7. Par ailleurs, alors que la carence de la préfète des Landes dans la mise en œuvre de sa police spéciale en matière d'hébergement d'urgence n'est pas caractérisée, Mme B n'est pas fondée à demander au juge des référés qu'il prescrive au maire de Mimizan de pallier l'inaction de la préfète en faisant application de la police générale prévue à l'article L. 2212-1 du code général des collectivités territoriales.

8. Il résulte de tout ce qui précède que les conclusions de la requête de Mme B ne peuvent être que rejetées, en ce compris la demande présentée au titre des frais liés au litige. Dans les circonstances de l'espèce, il n'y a pas lieu de faire droit aux demandes présentées à ce titre par la préfète des Landes et par la commune de Mimizan.

O R D O N N E :

Article 1er : La requête de Mme B est rejetée.

Article 2 : Les conclusions présentées par la préfète des Landes et par la commune de Mimizan sur le fondement des dispositions de l'article L. 761-1 du code de justice administrative sont rejetées.

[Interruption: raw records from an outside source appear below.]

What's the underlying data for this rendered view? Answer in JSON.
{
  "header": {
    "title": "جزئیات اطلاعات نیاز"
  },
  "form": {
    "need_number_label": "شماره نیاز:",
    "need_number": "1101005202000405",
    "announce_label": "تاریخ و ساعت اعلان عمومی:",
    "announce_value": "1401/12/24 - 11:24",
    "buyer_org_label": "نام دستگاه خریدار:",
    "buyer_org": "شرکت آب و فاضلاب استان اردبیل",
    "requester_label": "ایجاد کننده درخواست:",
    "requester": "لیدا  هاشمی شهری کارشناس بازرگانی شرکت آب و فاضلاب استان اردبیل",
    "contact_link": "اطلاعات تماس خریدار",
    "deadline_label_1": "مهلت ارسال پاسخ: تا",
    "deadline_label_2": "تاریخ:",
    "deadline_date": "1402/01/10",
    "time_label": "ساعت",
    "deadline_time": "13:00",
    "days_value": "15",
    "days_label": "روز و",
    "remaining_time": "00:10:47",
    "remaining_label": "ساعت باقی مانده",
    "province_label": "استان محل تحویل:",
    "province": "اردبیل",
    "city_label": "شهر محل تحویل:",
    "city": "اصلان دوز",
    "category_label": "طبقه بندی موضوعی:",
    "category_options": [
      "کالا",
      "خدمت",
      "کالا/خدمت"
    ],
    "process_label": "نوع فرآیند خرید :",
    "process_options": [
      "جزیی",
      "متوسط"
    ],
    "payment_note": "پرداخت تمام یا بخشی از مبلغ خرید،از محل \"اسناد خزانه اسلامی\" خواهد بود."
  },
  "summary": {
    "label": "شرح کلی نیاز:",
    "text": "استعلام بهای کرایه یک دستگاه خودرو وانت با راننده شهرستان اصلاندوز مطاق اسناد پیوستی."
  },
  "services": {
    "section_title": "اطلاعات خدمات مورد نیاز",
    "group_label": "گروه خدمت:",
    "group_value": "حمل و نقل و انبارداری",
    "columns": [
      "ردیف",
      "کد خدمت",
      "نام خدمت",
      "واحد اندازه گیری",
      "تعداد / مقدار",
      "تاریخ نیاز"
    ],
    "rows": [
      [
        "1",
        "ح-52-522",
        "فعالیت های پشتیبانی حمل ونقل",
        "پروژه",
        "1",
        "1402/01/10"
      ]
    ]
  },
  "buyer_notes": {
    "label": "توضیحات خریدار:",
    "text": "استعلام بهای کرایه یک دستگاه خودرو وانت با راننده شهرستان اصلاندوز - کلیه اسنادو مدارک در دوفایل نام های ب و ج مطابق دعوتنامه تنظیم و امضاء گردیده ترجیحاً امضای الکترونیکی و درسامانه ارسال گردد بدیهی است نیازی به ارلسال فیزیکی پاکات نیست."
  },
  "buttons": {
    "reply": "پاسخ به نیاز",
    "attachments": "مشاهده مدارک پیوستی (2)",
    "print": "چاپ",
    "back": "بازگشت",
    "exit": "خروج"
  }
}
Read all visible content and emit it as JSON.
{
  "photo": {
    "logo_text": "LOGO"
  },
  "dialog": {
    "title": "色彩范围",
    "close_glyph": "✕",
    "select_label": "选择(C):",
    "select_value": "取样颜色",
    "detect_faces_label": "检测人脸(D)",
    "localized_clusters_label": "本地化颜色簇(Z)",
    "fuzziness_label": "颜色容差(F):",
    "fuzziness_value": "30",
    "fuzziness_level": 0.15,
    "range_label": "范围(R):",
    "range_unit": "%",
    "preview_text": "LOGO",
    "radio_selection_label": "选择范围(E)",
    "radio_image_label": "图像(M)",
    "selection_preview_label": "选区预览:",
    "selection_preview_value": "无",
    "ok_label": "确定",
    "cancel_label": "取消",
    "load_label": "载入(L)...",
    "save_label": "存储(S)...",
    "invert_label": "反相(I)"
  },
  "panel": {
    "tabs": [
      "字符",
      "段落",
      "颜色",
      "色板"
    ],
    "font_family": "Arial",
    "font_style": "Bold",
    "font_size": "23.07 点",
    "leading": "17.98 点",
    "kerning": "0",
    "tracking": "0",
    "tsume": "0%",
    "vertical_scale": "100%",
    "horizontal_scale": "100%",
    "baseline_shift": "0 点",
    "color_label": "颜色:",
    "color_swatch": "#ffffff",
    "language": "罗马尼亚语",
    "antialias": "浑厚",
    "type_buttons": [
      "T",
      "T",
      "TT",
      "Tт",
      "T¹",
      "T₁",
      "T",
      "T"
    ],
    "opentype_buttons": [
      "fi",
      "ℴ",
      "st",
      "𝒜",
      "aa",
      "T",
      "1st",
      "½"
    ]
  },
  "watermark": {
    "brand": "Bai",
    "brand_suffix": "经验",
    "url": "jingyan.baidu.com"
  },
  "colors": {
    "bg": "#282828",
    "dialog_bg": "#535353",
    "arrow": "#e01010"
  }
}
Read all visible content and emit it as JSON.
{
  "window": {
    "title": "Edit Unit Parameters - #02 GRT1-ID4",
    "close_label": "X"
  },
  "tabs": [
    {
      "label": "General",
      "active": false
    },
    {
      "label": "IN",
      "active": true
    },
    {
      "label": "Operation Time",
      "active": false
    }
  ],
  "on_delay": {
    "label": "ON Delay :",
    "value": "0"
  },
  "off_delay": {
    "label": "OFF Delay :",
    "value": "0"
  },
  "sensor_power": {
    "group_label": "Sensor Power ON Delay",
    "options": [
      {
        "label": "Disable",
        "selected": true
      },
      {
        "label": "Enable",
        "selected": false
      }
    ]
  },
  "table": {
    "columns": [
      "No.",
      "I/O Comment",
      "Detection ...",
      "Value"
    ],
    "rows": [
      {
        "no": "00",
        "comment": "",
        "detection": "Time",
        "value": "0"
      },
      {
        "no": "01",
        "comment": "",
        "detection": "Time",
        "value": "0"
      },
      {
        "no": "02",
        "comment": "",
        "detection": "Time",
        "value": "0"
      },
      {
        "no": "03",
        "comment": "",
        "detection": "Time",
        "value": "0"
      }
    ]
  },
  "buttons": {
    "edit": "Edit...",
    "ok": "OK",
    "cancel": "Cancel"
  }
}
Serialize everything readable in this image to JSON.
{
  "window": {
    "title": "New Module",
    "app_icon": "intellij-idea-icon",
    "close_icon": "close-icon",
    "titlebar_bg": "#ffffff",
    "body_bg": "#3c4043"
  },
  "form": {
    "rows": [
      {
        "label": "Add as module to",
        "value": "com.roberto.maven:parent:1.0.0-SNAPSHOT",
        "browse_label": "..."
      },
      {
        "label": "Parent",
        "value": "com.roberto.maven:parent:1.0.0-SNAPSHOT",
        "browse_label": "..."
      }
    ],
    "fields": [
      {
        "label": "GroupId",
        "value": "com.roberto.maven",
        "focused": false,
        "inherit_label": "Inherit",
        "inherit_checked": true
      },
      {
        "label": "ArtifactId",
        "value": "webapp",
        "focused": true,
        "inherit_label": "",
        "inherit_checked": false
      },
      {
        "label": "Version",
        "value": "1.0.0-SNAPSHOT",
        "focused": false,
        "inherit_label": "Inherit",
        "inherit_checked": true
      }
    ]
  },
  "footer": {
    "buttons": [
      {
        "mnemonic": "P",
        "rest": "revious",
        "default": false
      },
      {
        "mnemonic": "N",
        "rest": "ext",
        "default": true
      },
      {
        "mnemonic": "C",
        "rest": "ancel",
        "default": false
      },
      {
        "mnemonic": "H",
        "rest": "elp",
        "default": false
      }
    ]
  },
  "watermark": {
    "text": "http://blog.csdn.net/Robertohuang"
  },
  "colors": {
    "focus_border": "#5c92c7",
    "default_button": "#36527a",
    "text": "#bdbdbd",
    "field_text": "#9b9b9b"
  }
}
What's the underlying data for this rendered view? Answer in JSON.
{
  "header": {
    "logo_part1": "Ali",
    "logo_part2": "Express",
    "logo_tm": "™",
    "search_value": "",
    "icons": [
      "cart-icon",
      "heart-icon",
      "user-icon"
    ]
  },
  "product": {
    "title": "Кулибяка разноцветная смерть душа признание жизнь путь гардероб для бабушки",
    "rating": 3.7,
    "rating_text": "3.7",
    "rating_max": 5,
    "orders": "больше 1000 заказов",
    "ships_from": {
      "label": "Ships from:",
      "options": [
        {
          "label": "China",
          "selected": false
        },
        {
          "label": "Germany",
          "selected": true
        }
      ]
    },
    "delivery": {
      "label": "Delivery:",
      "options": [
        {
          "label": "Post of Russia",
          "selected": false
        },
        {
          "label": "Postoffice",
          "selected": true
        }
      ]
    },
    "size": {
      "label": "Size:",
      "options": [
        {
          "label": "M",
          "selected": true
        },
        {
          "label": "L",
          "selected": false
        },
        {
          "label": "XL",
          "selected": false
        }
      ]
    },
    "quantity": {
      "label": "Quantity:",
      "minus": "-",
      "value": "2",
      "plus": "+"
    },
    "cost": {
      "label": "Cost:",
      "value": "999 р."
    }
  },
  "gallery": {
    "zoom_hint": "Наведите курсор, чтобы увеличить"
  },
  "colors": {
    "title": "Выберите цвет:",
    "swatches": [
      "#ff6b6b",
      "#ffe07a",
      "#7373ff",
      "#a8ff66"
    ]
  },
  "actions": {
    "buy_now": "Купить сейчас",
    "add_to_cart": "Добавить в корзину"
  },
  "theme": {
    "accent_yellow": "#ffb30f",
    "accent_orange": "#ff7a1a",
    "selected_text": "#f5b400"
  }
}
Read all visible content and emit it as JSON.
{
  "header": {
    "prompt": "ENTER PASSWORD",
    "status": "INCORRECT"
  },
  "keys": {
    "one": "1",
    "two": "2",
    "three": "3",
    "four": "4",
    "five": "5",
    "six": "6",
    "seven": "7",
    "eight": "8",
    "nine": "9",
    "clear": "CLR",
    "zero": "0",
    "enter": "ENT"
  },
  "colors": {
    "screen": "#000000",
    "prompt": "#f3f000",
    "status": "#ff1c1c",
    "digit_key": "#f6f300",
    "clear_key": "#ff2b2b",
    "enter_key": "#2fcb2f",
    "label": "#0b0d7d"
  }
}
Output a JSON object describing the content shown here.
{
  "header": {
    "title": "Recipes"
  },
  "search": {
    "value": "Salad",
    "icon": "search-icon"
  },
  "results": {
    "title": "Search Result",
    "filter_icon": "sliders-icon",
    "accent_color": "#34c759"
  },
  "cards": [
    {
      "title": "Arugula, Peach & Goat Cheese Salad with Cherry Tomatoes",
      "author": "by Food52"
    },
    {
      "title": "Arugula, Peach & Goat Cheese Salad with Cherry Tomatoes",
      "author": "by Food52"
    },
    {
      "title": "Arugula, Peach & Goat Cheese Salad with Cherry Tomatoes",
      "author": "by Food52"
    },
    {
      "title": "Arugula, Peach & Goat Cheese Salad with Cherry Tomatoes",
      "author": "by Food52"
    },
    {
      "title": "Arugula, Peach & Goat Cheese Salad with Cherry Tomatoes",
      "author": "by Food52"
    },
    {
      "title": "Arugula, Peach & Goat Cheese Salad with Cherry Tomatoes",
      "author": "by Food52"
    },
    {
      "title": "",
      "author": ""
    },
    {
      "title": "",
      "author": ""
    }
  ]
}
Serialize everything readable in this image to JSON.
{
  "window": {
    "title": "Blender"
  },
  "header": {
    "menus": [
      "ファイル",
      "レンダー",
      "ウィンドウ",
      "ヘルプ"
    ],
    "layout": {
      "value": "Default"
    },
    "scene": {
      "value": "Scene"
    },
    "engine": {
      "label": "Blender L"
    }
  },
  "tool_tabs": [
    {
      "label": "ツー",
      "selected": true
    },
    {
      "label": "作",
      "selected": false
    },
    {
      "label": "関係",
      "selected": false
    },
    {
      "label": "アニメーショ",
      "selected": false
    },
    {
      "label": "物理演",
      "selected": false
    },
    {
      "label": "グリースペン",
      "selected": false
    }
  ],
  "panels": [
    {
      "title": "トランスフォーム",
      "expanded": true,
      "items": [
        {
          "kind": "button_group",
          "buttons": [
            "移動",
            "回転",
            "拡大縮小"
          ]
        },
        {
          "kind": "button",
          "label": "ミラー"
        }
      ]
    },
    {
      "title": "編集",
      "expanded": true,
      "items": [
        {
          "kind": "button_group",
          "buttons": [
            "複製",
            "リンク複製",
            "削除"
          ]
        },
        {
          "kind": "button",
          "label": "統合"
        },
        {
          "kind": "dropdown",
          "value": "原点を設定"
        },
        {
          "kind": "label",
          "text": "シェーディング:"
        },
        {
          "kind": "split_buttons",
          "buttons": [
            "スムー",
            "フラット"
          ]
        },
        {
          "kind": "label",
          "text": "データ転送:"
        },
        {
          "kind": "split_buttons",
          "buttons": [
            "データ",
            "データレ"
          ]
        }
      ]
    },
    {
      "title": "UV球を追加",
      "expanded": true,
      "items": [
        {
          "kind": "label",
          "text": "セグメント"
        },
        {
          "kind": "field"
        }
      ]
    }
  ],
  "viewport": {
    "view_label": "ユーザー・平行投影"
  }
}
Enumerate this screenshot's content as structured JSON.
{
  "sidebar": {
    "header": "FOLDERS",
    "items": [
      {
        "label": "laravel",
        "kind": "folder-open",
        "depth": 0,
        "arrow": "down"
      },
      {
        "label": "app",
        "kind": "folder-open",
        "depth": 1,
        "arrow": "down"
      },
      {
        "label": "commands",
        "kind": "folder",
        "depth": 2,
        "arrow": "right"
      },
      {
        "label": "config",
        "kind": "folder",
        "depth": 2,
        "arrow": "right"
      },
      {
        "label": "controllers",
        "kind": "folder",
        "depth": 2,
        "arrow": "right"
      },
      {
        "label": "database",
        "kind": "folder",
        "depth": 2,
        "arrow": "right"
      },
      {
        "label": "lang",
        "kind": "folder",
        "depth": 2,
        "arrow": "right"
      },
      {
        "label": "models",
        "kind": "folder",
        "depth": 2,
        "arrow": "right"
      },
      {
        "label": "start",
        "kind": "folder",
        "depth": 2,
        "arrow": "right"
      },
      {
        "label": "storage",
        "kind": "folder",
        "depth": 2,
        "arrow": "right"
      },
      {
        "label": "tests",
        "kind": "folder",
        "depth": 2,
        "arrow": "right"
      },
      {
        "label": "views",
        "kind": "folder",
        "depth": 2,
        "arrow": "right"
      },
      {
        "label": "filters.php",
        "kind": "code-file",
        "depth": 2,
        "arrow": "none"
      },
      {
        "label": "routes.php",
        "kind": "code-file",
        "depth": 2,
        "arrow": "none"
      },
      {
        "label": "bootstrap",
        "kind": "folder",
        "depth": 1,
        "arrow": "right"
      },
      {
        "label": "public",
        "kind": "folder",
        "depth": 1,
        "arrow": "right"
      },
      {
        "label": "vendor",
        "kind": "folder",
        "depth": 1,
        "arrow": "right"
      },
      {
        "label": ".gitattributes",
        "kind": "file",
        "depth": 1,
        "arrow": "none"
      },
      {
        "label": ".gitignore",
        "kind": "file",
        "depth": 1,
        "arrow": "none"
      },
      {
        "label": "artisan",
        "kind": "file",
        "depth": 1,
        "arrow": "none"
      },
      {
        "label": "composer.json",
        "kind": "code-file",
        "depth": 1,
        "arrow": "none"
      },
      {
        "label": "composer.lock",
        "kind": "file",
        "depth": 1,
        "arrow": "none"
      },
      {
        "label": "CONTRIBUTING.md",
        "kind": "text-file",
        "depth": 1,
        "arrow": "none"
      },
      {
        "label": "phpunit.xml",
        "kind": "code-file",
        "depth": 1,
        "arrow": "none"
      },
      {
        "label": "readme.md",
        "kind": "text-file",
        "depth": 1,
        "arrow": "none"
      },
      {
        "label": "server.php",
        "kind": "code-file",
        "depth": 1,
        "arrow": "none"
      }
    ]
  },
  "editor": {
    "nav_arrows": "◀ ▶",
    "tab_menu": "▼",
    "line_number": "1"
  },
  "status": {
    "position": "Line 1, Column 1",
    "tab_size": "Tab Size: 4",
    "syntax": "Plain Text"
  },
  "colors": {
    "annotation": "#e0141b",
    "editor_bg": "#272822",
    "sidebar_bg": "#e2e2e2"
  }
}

Article 3 : La présente ordonnance sera notifiée à Mme C B, à la préfète des Landes et à la commune de Mimizan.

Fait à Pau, le 13 septembre 2023.

La juge des référés,

Signé

V. REAUT

La greffière,

Signé

A. STRZALKOWSKA

La République mande et ordonne à la préfète des Landes en ce qui la concerne ou à tous commissaires de justice à ce requis en ce qui concerne les voies de droit commun contre les parties privées, de pourvoir à l'exécution de la présente décision.